Hedge Funds Still Can’t Figure Out a Way to Avoid a $25 Billion Tax Bill
The tax man cometh for some of the richest money managers in the U.S. They’ve had eight years to dream up a dodge. So far, no luck.
The deadline they face is Dec. 31, 2017. That’s when a loophole closes, and hedge-fund managers will have to pay taxes on performance fees parked offshore. Some have brought the money home, taking the hit, but others have waited to benefit from the magic of tax-deferred compounding.

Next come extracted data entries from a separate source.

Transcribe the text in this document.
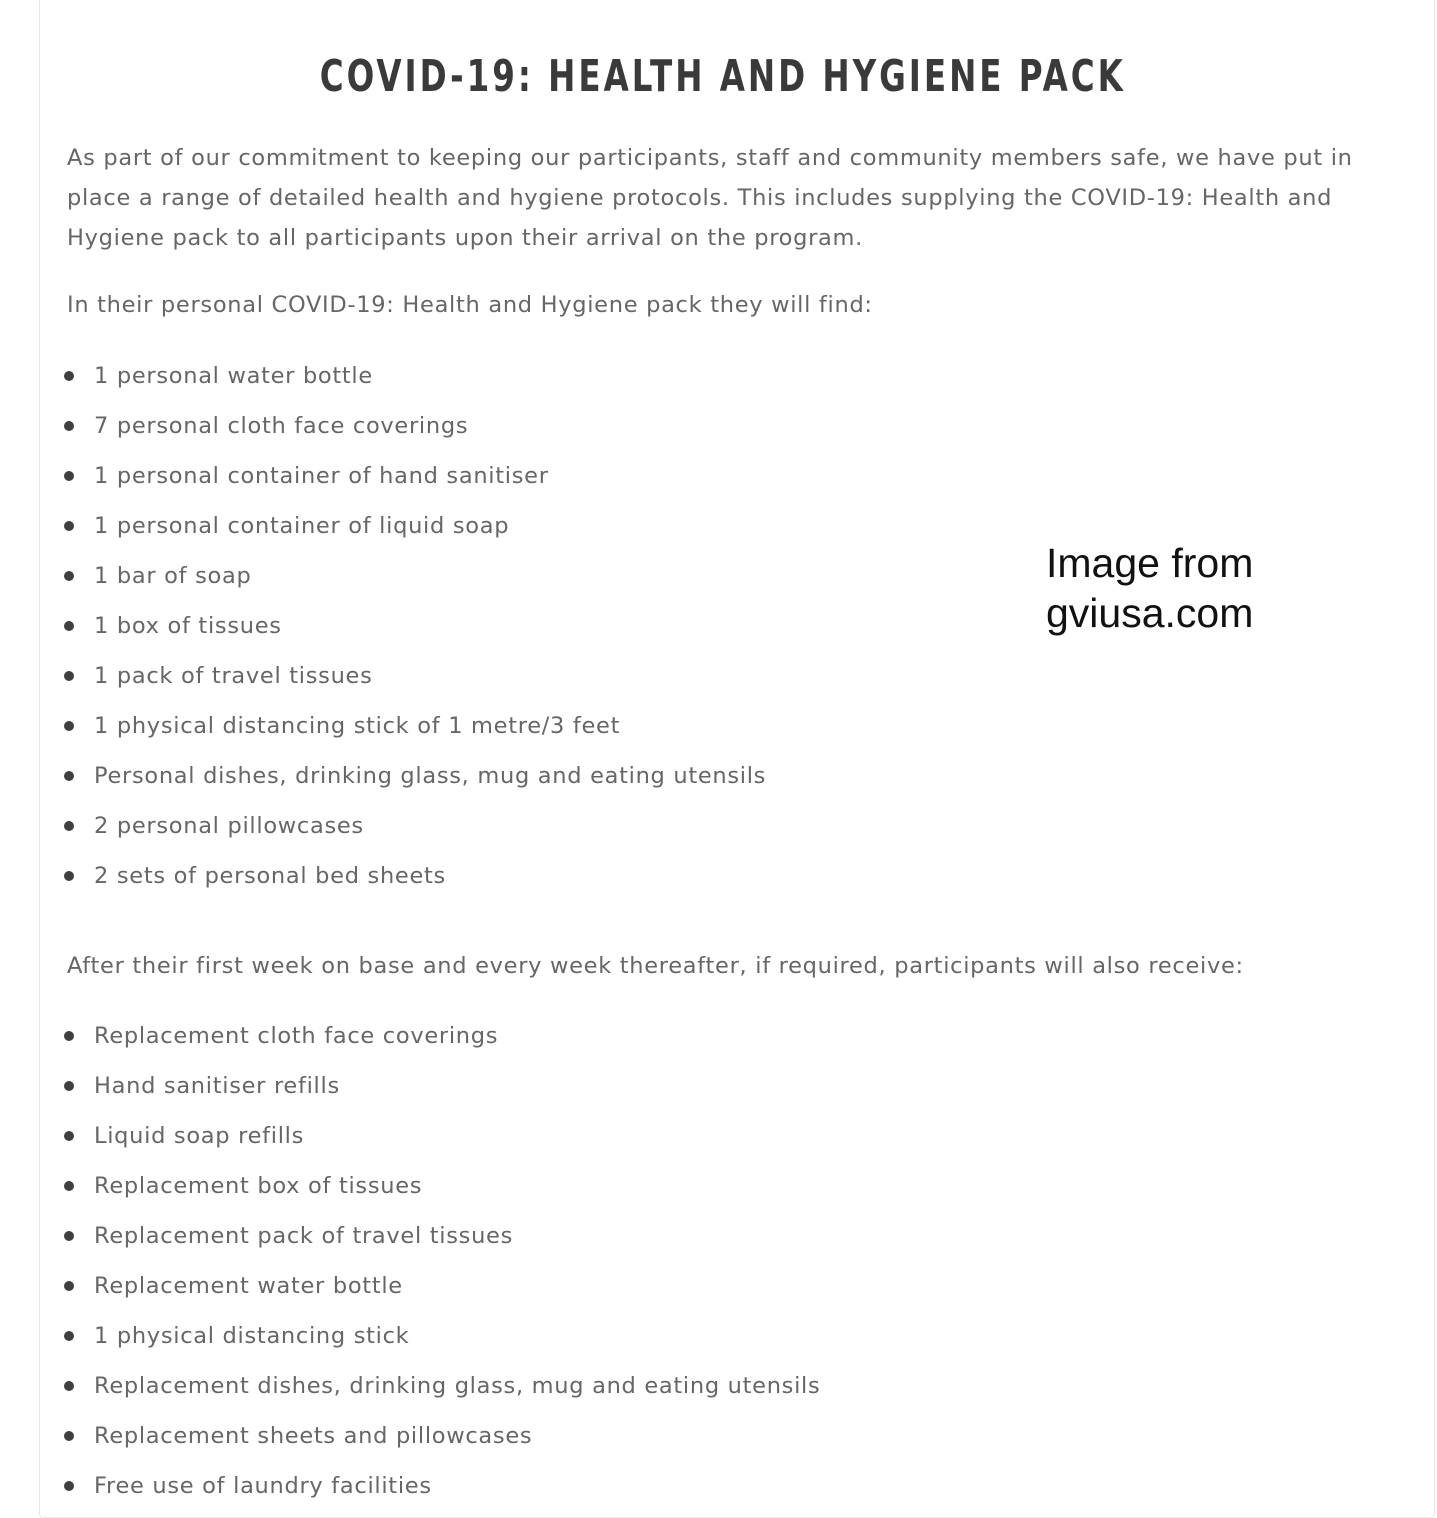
COVID-19: HEALTH AND HYGIENE PACK

As part of our commitment to keeping our participants, staff and community members safe, we have put in place a range of detailed health and hygiene protocols. This includes supplying the COVID-19: Health and Hygiene pack to all participants upon their arrival on the program.

In their personal COVID-19: Health and Hygiene pack they will find:

1 personal water bottle
7 personal cloth face coverings
1 personal container of hand sanitiser
1 personal container of liquid soap
1 bar of soap
1 box of tissues
1 pack of travel tissues
1 physical distancing stick of 1 metre/3 feet
Personal dishes, drinking glass, mug and eating utensils
2 personal pillowcases
2 sets of personal bed sheets

After their first week on base and every week thereafter, if required, participants will also receive:

Replacement cloth face coverings
Hand sanitiser refills
Liquid soap refills
Replacement box of tissues
Replacement pack of travel tissues
Replacement water bottle
1 physical distancing stick
Replacement dishes, drinking glass, mug and eating utensils
Replacement sheets and pillowcases
Free use of laundry facilities
Image from
gviusa.com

And in the hope that clever advisers would come up with a workaround for a total that some estimates put at $100 billion — at least.
“They figured that by the time we got to 2017, someone would have found a way to eliminate all of the tax,” says Richard LeVine, of counsel at Withers Bergman, a New Haven, Connecticut, law firm that has been a pioneer in tax planning to the ultra-wealthy. That didn’t happen. “Now we are halfway through 2016, and it’s going to get very busy.”
The experts’ failure to find a fix is excellent news for the U.S. Treasury and states including Connecticut and New York, where many hedge funders live and work. The combined bill for the likes of Steven Cohen, David Tepper and John Paulson could reach tens of billions. Charities could benefit too, because the best way for the rich to cut liabilities is to donate to an IRS-approved cause.